Teddy, meanwhile, was off to London with the mission of buying a second-hand automobile, and at the end of April ... [Edith] left to join him. An immediate breakdown of the twenty-four horsepower Panhard prevented Teddy from coming down to meet the channel steamer, but Henry James showed up as arranged. 'Bien sur que I'll meet you at Dover on the 25th, or anywhere in the world -- this world,' he had promised, addressing her tentatively as "Dear Edith Wharton.' They dined together and had a look at Canterbury before Edith went on to London. The next morning Edith and Teddy set forth on their first motor tour of England.
They drove south to Portsmouth, crossed the Isle of Wight for an evening, then headed north through Salisbury to Bath, pausing periodically to inspect cathedrals and closes, colleges and bishops' palaces ...James joined them at Bath, and they moved on through pouring rain with the intention (Wordsworth's lines echoing in their heads) of getting as far as Tintern Abbey.
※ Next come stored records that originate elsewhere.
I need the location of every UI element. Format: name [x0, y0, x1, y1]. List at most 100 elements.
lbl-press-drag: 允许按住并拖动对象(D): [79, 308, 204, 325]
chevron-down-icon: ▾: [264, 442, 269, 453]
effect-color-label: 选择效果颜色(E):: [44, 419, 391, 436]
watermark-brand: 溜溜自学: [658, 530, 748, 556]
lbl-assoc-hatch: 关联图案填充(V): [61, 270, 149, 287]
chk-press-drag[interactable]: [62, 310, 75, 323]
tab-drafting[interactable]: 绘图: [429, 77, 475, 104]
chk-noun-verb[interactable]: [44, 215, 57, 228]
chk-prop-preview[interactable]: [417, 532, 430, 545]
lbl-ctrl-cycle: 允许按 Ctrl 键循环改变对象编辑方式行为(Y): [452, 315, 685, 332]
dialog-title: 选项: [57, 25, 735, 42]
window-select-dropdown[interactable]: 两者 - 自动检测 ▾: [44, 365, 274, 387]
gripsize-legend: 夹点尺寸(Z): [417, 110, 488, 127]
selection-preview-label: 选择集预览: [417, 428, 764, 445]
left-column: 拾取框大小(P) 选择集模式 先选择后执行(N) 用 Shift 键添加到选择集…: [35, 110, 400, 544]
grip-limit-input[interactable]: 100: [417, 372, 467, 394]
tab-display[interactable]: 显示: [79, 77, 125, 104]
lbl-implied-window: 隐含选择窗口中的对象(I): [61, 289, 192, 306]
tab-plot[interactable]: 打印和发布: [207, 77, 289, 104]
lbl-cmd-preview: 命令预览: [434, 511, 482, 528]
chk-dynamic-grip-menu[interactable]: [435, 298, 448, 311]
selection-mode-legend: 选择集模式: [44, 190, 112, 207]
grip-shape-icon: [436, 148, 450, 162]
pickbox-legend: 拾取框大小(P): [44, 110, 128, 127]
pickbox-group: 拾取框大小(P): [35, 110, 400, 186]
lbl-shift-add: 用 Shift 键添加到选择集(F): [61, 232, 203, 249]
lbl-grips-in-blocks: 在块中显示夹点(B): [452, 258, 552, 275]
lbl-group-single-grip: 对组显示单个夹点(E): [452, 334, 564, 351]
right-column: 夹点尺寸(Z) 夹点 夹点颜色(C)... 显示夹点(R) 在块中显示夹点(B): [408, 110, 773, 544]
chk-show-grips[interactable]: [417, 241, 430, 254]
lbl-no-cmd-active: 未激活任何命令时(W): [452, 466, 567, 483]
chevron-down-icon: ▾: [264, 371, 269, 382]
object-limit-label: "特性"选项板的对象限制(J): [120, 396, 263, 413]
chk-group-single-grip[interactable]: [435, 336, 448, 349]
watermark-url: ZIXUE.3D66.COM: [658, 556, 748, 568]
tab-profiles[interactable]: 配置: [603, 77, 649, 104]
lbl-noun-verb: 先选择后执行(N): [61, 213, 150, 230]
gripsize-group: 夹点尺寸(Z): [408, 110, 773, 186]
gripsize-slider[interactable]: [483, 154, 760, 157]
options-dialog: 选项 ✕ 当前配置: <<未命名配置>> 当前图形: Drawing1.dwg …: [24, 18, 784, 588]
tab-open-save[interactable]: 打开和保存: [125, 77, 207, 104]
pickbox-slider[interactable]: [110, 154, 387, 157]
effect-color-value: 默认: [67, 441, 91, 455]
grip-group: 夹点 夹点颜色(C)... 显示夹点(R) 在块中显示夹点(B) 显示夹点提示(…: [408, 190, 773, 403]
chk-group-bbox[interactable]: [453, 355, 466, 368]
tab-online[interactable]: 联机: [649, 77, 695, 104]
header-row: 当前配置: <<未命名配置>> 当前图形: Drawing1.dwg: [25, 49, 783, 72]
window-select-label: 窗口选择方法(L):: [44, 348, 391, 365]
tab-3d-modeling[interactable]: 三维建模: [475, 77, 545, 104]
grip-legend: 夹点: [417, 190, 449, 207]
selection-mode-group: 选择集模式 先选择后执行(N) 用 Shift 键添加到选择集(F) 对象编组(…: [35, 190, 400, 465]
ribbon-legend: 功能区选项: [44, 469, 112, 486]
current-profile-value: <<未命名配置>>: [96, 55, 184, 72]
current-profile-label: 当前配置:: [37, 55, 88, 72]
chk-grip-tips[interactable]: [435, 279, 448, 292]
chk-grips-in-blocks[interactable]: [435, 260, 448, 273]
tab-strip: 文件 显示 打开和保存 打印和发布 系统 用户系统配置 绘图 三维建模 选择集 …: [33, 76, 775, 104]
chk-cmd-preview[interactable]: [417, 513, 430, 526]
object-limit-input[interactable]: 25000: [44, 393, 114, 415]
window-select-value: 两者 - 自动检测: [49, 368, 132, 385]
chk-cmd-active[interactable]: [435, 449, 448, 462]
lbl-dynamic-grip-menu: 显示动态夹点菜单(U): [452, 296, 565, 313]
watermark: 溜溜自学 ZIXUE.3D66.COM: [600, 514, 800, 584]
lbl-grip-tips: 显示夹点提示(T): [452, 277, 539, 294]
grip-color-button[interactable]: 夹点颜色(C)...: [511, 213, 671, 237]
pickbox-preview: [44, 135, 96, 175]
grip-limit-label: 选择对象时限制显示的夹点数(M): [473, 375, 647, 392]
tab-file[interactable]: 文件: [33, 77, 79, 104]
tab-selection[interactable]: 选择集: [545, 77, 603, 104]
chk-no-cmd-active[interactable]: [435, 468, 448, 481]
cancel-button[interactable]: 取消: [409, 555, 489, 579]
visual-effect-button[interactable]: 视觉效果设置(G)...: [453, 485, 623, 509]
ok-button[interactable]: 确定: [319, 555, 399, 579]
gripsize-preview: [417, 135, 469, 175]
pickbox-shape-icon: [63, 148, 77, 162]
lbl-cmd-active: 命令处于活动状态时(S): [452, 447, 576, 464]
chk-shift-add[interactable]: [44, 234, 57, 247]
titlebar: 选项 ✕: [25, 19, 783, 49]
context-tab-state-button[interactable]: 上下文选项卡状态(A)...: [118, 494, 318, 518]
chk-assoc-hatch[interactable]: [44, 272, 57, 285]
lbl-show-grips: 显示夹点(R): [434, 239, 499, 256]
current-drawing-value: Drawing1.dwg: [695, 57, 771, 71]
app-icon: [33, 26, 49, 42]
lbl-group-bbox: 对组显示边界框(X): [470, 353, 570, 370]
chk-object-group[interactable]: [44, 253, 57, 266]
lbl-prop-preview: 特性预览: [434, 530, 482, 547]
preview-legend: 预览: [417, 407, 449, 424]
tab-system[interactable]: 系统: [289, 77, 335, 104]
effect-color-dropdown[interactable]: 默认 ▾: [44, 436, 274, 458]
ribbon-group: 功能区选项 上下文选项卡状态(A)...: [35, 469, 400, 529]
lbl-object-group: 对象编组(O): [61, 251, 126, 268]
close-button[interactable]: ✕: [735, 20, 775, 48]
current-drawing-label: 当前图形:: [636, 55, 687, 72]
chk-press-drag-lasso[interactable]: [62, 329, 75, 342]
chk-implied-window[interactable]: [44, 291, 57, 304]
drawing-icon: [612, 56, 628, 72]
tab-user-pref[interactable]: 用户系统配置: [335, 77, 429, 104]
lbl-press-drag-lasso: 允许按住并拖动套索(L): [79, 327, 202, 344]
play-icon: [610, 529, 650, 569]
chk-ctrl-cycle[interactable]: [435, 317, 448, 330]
They were held up, however, at Malvern by the rain and by James' insistent attempts to give directions. He knew Malvern very well, he assured them, and since its geography was difficult he proposed changing places with 'Edward' and sitting next to Cook, the chauffeur. The party circled the city in rain-swept darkness while James strove to remember which street led to their hotel. In Edith Wharton's later account:
At each corner (literally) he stopped the motor, and we heard a muttering, first confident, then anguished. "This--this, my dear Cook, yes ... this is certainly the right corner. But no, stay! A moment longer, please -- in this light it's so difficult ... appearances are so misleading ... It may be ... yes! I think it is the next turn ... a little further lend thy guiding hand ... that is, drive on; but drive slowly, please my dear Cook, very slowly.'
Cook finally turned down a street at random, and soon brought the hungry and exhausted group to their lodging.